Pick up a carton of No Sugar Added ice cream or your favorite brand of sugar-free gum and take a gander at the ingredients. You may be surprised to find that they are sweetened or partially sweetened with substances whose names end in -ol, such as manitol, sorbitol or xylitol.
These are sugar alcohols—not as calorie dense as sugar, but not calorie-free like the sugar substitutes Equal® and Sweet and Low®. As with any sweetener on the market, from sugar to substitutes, you can choose to add sugar alcohols into your diet. To make sure that decision is the right one for you and your habits, here is a Sugar Alcohol Fact Sheet.
Sugar alcohols are a type of carbohydrate whose chemical structure resembles a cross between a sugar molecule and an alcohol molecule. Called polyols, they are either derived from plant products like fruits, or are synthesized in a lab.
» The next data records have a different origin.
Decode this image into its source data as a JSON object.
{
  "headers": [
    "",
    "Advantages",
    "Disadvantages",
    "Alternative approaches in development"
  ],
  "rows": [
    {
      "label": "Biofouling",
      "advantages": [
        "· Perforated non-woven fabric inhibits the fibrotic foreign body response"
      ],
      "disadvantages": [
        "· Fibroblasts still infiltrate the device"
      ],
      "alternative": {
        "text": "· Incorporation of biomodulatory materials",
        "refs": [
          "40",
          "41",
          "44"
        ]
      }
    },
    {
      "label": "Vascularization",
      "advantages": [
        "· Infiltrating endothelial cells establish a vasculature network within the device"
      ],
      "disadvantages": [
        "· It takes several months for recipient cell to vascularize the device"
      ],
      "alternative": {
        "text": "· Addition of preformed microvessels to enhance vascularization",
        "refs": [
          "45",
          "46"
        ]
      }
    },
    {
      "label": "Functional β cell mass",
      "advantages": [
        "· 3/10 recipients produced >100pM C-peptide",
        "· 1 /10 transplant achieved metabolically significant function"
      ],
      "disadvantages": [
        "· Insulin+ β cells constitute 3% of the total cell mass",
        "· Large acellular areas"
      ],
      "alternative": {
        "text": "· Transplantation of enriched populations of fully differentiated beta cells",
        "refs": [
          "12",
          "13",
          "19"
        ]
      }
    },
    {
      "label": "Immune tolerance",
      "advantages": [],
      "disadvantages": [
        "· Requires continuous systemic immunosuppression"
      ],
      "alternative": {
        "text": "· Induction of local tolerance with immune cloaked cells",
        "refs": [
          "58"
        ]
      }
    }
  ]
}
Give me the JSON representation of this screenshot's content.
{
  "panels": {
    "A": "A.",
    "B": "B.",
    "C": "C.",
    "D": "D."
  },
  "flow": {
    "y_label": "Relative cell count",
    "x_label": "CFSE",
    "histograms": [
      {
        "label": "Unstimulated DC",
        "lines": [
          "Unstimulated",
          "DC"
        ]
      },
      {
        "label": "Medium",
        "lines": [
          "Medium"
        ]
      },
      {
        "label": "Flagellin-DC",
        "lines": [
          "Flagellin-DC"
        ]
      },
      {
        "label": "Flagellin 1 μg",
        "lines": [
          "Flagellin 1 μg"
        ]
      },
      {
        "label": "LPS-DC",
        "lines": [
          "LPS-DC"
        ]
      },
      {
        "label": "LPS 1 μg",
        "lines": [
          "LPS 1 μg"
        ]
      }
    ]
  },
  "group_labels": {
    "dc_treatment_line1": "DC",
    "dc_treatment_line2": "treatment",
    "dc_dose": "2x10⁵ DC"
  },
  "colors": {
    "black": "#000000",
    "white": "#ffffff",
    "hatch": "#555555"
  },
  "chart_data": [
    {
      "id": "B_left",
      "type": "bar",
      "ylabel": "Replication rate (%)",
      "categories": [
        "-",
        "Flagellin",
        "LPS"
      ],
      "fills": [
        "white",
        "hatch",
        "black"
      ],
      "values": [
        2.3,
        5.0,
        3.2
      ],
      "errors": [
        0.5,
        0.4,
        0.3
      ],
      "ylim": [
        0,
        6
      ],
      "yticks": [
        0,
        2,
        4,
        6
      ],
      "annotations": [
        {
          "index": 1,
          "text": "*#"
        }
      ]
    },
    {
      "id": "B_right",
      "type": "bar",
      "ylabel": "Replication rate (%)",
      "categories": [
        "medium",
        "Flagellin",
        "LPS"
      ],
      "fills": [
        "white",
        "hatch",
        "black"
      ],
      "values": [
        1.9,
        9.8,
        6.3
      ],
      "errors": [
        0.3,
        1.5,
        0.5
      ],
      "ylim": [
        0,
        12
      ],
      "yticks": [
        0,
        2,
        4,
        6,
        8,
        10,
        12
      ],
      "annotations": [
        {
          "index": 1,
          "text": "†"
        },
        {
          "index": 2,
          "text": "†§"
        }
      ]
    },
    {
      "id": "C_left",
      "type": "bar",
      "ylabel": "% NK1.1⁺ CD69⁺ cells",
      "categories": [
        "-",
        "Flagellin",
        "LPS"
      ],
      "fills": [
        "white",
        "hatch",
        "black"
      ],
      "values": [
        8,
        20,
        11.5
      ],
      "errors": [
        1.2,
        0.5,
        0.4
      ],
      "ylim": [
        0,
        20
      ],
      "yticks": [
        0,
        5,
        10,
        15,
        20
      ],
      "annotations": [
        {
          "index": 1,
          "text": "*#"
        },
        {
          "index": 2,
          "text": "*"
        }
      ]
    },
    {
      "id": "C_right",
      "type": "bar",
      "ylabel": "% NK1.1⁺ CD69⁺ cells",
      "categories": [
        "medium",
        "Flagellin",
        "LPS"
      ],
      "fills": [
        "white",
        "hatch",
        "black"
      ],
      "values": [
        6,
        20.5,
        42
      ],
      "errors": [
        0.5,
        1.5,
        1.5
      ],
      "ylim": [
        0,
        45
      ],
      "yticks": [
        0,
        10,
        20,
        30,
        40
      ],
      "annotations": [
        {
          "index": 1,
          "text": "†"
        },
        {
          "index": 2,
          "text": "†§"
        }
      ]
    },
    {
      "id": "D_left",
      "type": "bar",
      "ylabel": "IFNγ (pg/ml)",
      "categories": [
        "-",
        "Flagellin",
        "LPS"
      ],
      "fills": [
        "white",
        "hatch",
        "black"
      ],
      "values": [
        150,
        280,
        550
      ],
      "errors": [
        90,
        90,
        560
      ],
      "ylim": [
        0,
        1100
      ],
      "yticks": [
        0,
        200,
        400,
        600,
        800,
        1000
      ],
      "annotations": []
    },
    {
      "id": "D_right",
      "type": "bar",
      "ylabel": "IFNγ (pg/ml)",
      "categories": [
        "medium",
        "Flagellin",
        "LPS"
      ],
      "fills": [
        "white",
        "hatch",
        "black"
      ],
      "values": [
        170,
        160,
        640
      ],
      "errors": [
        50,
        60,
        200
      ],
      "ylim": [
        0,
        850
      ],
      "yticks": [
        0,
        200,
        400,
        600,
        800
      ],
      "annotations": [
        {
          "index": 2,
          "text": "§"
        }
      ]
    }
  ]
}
They won’t get you intoxicated (they’re not that kind of alcohol), and they don’t pack as much of a punch as normal sugars (their power to raise blood glucose is only half that of sugar.)
Sugar alcohols contain two calories per gram compared to plain sugar’s four calories per gram.
On a food label, you can find sugar alcohols listed on both the ingredient panel and on the Nutrition Facts Panel under the sugar line.
If you are counting your carbohydrates as your meal planning method, you can subtract ½ of the sugar alcohol content from the Total Carbohydrate.
Here’s an example:
On this label, you can find the amount of countable carbohydrate by subtracting all of the grams of fiber and half the grams of sugar alcohol from the Total Carbohydrate listed. Here, that would be 9 grams (Total Carbohydrate) – 2 grams (Fiber) – 1.5 grams (1/2 of the sugar alcohol total) = 5.5 grams.
Sugar alcohols aren’t harmful, but consuming too much can sometimes have a rather unpleasant laxative side effect.
To use sugar or one of the substitutes is wholly a personal decision. Most of the foods containing sugar alcohols aren’t the things you’d find included in the daily plate. They are your extras, your treats, your desserts and snacks.
And remember – no matter how your treat is sweetened, make sure to account for the carbs!